Iain Duncan Smith has been crowing about the private sector after the official unemployment figure dropped from 8.2 to 8 per cent of the workforce.

He reckons we should take our hats off to private sector employers for providing the new work. Well he would, wouldn’t he?

His attitude conforms with the narrative the Tories have been trying to build since 2010, that the private sector would rush in to fill the jobs gap left behind after the Coalition cut the public sector to ribbons – providing decent, gainful employment for the masses.

That story went straight into the circular file when the economy flatlined, right after George Osborne took charge – and resurrecting it now seems a desperate act, especially in the light of the facts.

Firstly, the Olympics have distorted the figures. We don’t know how many employers took on extra hands in advance of the games, so we don’t know how many of those jobs will go again, now that the major event is over. We do know that businesses suffered losses during the games because an expected influx of consumers did not materialise; how will that affect future figures?

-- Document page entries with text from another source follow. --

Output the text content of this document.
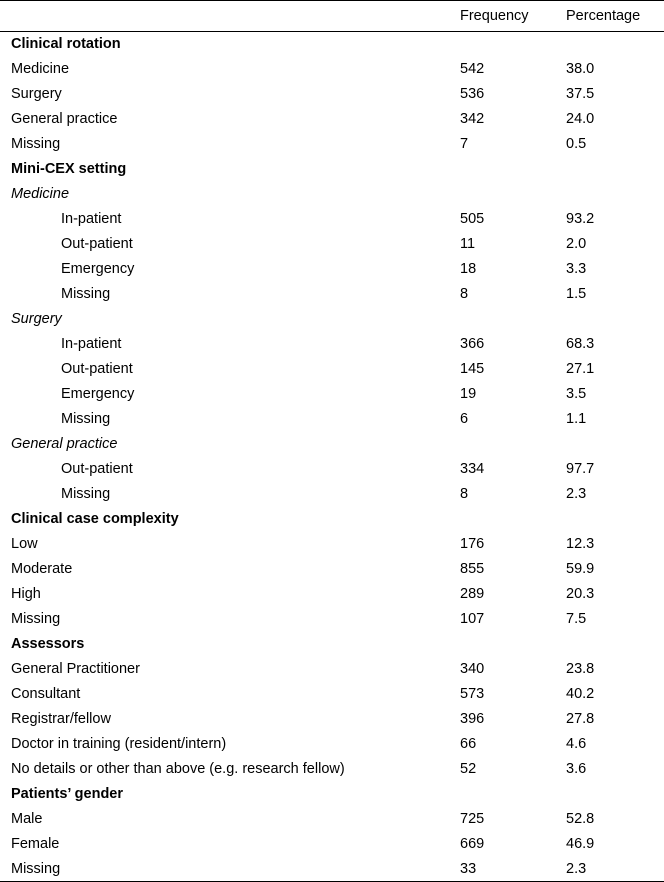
	Frequency	Percentage
Clinical rotation		
Medicine	542	38.0
Surgery	536	37.5
General practice	342	24.0
Missing	7	0.5
Mini-CEX setting		
Medicine		
In-patient	505	93.2
Out-patient	11	2.0
Emergency	18	3.3
Missing	8	1.5
Surgery		
In-patient	366	68.3
Out-patient	145	27.1
Emergency	19	3.5
Missing	6	1.1
General practice		
Out-patient	334	97.7
Missing	8	2.3
Clinical case complexity		
Low	176	12.3
Moderate	855	59.9
High	289	20.3
Missing	107	7.5
Assessors		
General Practitioner	340	23.8
Consultant	573	40.2
Registrar/fellow	396	27.8
Doctor in training (resident/intern)	66	4.6
No details or other than above (e.g. research fellow)	52	3.6
Patients’ gender		
Male	725	52.8
Female	669	46.9
Missing	33	2.3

Second, the number of people working part-time because they cannot find a full-time job hit a record high of 1.42 million – the most since records began in 1992.

Third, the unemployment rate actually rose in around half of the British regions. This supports the claim that the Olympics distorted the figures, and points to a continuing downward trend.

Finally, if Mr Smith wants a more accurate monitor of unemployment, he should look at the suicide rate – according to a new report by the British Medical Journal.

It found that the suicide rate among men rose by 1.4 per cent for every 10 per cent increase in unemployment.   This means that between 2008-2010, 846 more men ended their life than would normally have been expected; the corresponding number for women was an extra 155 suicides.   On average, male unemployment rose by 25.6 per cent in each of those years, while the male suicide rate rose by 3.6 per cent each year. When male employment rates rose briefly in 2010, the suicide rate dropped slightly.

We already know that an average of 32 people per week are dying as a result of Mr Smith’s brutalities against the disabled; now we know that more than 1,000 have been driven to kill themselves because of the government’s unemployment policy.

Meanwhile, among those who do have jobs, we know that average wages now only last 21 days in the month, meaning that workers have to dip into their savings, ask family for funds, or go to loan sharks for help – increasing the national debt problem and creating a trend that could lead to even more suicides.

I notice Iain Duncan Smith, promoter of the private sector, hasn’t got anything to say about that.